The enormous pre-spawn fish was 26 ⅝ inches long and 21 inches in girth. It hit a big, Texas-rigged worm fished on a Falcon rod and Lew’s LT1 reel spooled with 17-pound Strike King Contra line.
“This is absolutely my biggest bass ever,” Ore said. “Before, I had an 11.12 from (Lake) Kincaid. This will be my first ‘replica’ fish.”
For catching a double-digit fish and having it weighed on certified scales at Buckeye Marina, Ore will receive a replica mount from the Toledo Bend Lunker Bass Program. Ore’s huge fish is the 41st to qualify in the 2025-26 season and only the second fish to crack the 12-pound mark.
A small brush pile
Fishing in a mid-lake area, Ore and Chisholm pulled into a quiet area they had fished before and started searching for a familiar brush pile in 10 feet of water.
“It was just a little piece of brush; it might have even been the end of a couple of laydowns on the bottom,” Ore said. “We knew the area, and I knew we were pretty close to where the brush was, so both of us were throwing in there to try and find it.
“I made a long cast and worked it about halfway back to the boat when I felt a little tap and set the hook hard. Right away, she had me hung up in the brush. I just held on, wanting her to swim out. When she did come out, she shot straight up, came out of the water and shook with that big mouth open. My partner and I looked at each other and both of us said, ‘That’s her.’”
Ore kept pressure on the fish, occasionally pushing the button to give the bass some line; he was afraid that the line had been frayed by the brush and didn’t want a break off, not with a monster on the other end of the line.
“After she came up, she kept trying to shoot back to the bottom, and I gave her some line a couple of times,” he said. “She wasn’t really far from the boat when she hit, and when I got her close to the boat, she pulled me around the trolling motor, and Eric lipped her on the other side of the boat from where I’d hooked her.”
Getting the fish weighed
Ore was so shaken by the sight of the huge fish that he was, well, shaking.
“I couldn’t stop shaking,” he said. “He had to take the hook out for me. I said, ‘I finally got my replica.’ When we got her in, I got a good look at her, and I knew she was bigger than my 11-pounder. I figured she was 12.”
A quick visit to a set of portable scales in his boat confirmed that – the fish tipped the scales at 12.3.

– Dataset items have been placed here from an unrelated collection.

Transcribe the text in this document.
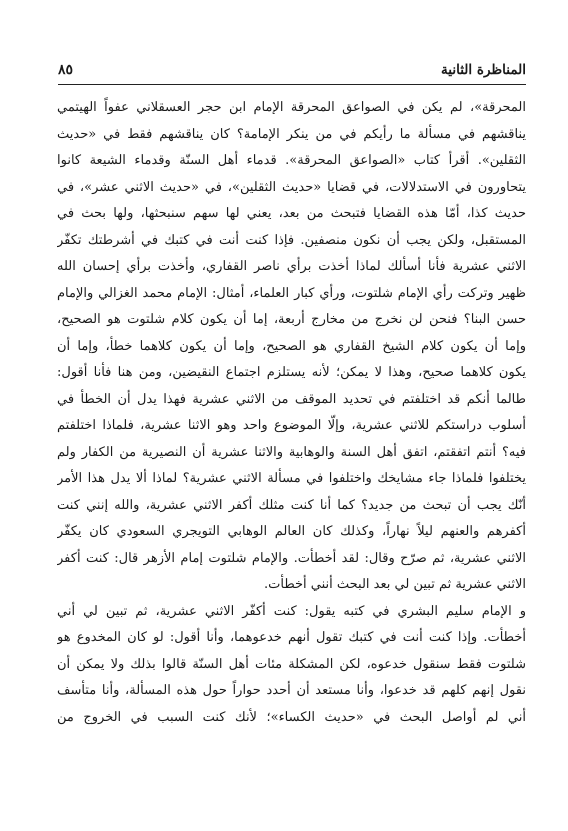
المناظرة الثانية
٨٥

المحرقة»، لم يكن في الصواعق المحرقة الإمام ابن حجر العسقلاني عفواً الهيتمي
يناقشهم في مسألة ما رأيكم في من ينكر الإمامة؟ كان يناقشهم فقط في «حديث
الثقلين». أقرأ كتاب «الصواعق المحرقة». قدماء أهل السنّة وقدماء الشيعة كانوا
يتحاورون في الاستدلالات، في قضايا «حديث الثقلين»، في «حديث الاثني عشر»، في
حديث كذا، أمّا هذه القضايا فتبحث من بعد، يعني لها سهم سنبحثها، ولها بحث في
المستقبل، ولكن يجب أن نكون منصفين. فإذا كنت أنت في كتبك في أشرطتك تكفّر
الاثني عشرية فأنا أسألك لماذا أخذت برأي ناصر القفاري، وأخذت برأي إحسان الله
ظهير وتركت رأي الإمام شلتوت، ورأي كبار العلماء، أمثال: الإمام محمد الغزالي والإمام
حسن البنا؟ فنحن لن نخرج من مخارج أربعة، إما أن يكون كلام شلتوت هو الصحيح،
وإما أن يكون كلام الشيخ القفاري هو الصحيح، وإما أن يكون كلاهما خطأ، وإما أن
يكون كلاهما صحيح، وهذا لا يمكن؛ لأنه يستلزم اجتماع النقيضين، ومن هنا فأنا أقول:
طالما أنكم قد اختلفتم في تحديد الموقف من الاثني عشرية فهذا يدل أن الخطأ في
أسلوب دراستكم للاثني عشرية، وإلّا الموضوع واحد وهو الاثنا عشرية، فلماذا اختلفتم
فيه؟ أنتم اتفقتم، اتفق أهل السنة والوهابية والاثنا عشرية أن النصيرية من الكفار ولم
يختلفوا فلماذا جاء مشايخك واختلفوا في مسألة الاثني عشرية؟ لماذا ألا يدل هذا الأمر
أنّك يجب أن تبحث من جديد؟ كما أنا كنت مثلك أكفر الاثني عشرية، والله إنني كنت
أكفرهم والعنهم ليلاً نهاراً، وكذلك كان العالم الوهابي التويجري السعودي كان يكفّر
الاثني عشرية، ثم صرّح وقال: لقد أخطأت. والإمام شلتوت إمام الأزهر قال: كنت أكفر
الاثني عشرية ثم تبين لي بعد البحث أنني أخطأت.

و الإمام سليم البشري في كتبه يقول: كنت أكفّر الاثني عشرية، ثم تبين لي أني
أخطأت. وإذا كنت أنت في كتبك تقول أنهم خدعوهما، وأنا أقول: لو كان المخدوع هو
شلتوت فقط سنقول خدعوه، لكن المشكلة مئات أهل السنّة قالوا بذلك ولا يمكن أن
نقول إنهم كلهم قد خدعوا، وأنا مستعد أن أحدد حواراً حول هذه المسألة، وأنا متأسف
أني لم أواصل البحث في «حديث الكساء»؛ لأنك كنت السبب في الخروج من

“After we put her in the livewell, he reminded me it was Sunday, and I was afraid some of the weigh-in places would be closed,” Ore said. “I googled Buckeye, called them, and the guy who answered said he was about to close, but he had a guy who could be there, so we took off.”
At Buckeye, the bass was officially measured and weighed – 12.51 was the certified weight – then tagged and released.
“It was beautiful (to watch),” Ore said. “She swam away so strong. She was full of eggs, but she hadn’t done any spawning at all. She was probably staging out there in 10 feet of water, getting ready.”